I always plant my marigolds late so that they’re coming into force at this time of year, spreading vibrant orange through the fern patch along with the soft pink shades of geranium A.T Johnson. Situated at the bottom of the garden they draw the eye along the path, making my smaller patch seem that little bit larger. Newer additions to the garden are thriving too, with beautiful toad lily’s extending architecturally great blooms dotted in magnificent colour in the shady areas. It may be blustery, sweeping all fragrance away in an instant, but Lime Green Nicotiana is offering subtle shape and hues. A plant often overlooked, the gorgeous smell and soft greens are wonderful, especially in the moonlight, and next year I’m intending to maximise on these specimens to make the most of their glory.
Shades of autumn are already appearing too, with rudbekia Chocolate Orange offering burnt red and yellow tones.

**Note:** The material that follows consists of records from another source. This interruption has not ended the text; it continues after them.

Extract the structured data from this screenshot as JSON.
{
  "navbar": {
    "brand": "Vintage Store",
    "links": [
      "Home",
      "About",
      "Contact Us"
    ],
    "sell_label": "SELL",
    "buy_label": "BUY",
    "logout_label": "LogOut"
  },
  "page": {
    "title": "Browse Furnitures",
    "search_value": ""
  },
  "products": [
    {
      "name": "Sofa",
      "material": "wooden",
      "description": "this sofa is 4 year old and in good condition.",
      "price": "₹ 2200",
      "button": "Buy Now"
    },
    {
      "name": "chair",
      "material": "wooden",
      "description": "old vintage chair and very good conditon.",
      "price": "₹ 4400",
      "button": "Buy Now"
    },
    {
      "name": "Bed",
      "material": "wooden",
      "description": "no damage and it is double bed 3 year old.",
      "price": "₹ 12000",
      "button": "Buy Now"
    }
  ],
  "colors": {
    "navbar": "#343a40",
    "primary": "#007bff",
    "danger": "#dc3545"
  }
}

I only sowed these seeds earlier this year and should have probably cut off the flower to promote root growth, but with so many seedlings my curiosity and intrigue go the better of me and allowed the single bloom to develop. Iridescent Callicarpa berries are starting to ripen from their pale green to the vivid purple which will always catch the eye (and beak of tiny blackcaps if last winter is anything to go by) of passers by.
Sedums, laden down with clusters of minute flowers are opening their buds to the eager tongues of autumn insects, and amongst the foliage of dewy mornings, Araneus diadematus spins a new web for the day, hoping to gorge herself on dozy wasps not minding their way. Autumn is here but the garden is anything less than vibrant. And with life apprehensive about the months to come, there is never a time more full of the hustle and bustle of garden goings on.